Step 1: You need a string winder (crank handle) and a set of small but good quality side cutters. An electronic tuner helps to expedit the process. There are at least great guitar tuning apps available now.

Step 2: Loosen your strings one at a time before cutting them, so that the guitar neck is not presented with the sudden jolt of going from full tension to no tension.

Step 3: With acoustic pin bridges, I gently remove each bridge pin with the side cutters, working upward, so that my hand is upside own on the face of the guitar and I’m pulling the bridge pins up towards me. That way if I slip I injure my face, not the guitar’s face! I also often use my left hand inside the guitar to push the pins out from the inside.

Step 4: After lemon oiling the fretboard and hand buffing the frets, I put the strings on one at a time, beginning with the low E.

Step 5: I rotate the machine heads so that the through holes for the strings are facing towards the nut slots.

Step 6: I put the string end through the hole, holding the end of it tightly with my left hand, I lift the string away from the neck by approximately 4 - 6 cm.

Step 7: I then make the string go around the peg head, above the protruding part of the string. Then use the string winder to wind the other winds below the protruding part. As the string winds on, I hold its tension by simultaneously pushing down on the string with the forefinger of my right hand and pulling up on it with the other fingers of my right hand.

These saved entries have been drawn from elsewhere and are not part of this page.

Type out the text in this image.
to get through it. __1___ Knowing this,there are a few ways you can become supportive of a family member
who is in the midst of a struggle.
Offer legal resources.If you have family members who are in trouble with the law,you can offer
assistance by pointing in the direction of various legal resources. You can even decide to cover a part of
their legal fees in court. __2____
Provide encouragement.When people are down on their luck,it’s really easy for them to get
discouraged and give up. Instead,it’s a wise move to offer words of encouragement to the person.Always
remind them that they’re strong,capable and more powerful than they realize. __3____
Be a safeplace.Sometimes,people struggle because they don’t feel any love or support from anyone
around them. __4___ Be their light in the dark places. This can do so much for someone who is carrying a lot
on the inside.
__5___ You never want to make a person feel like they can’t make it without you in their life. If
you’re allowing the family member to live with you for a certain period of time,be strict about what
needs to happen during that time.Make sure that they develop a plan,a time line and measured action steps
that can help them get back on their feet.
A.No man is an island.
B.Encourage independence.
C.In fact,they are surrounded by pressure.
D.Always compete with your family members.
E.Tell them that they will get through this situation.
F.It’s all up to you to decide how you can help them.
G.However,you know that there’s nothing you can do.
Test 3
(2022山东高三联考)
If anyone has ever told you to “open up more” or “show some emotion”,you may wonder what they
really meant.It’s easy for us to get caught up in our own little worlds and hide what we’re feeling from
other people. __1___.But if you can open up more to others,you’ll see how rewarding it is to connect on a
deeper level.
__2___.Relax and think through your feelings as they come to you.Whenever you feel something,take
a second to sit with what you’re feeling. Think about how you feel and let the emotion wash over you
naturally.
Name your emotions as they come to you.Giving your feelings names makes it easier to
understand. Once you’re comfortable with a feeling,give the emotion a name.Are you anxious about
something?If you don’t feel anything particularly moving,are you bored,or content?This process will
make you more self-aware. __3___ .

Step 8: The object is to get 2 - 5 snug winds of string onto the machine head post. I find this a far better technique than the knotting method recommended by some manufacturers. Whenever there’s a knot, there’s space between the string and the machine head which can therefore go flat.

Step 9: It’s very important not to hold the strings in the nut slot whilst winding them on as this will wear the nut down prematurely.

Step 10: Finally, when the strings are getting tight enough that it has to sit in the nut, tune the strings to the desired pitch. Then stretch each string individually. I hold the neck with the fingers of my left hand, making them like a capo when stretching them so there’s no sideways force which may crack the nut. I stretch each string in turn by holding it with my right hand, pulling up with my first two fingers and pushing up with the heel of my hand at the same time. I use quite a bit of force here remembering that the thicker strings will need and take more force than the thinner ones. Stretch them all 2 or 3 times each, until they don’t go flat when you do it.

By using this method you’ll find that your guitar can stay in tune for weeks unless you bump the machine heads or bend the strings one and a half tones or more when playing! Another HUGE advantage of this stringing method is that it enables the string to be removed easily as there are no knots around the posts to be untied.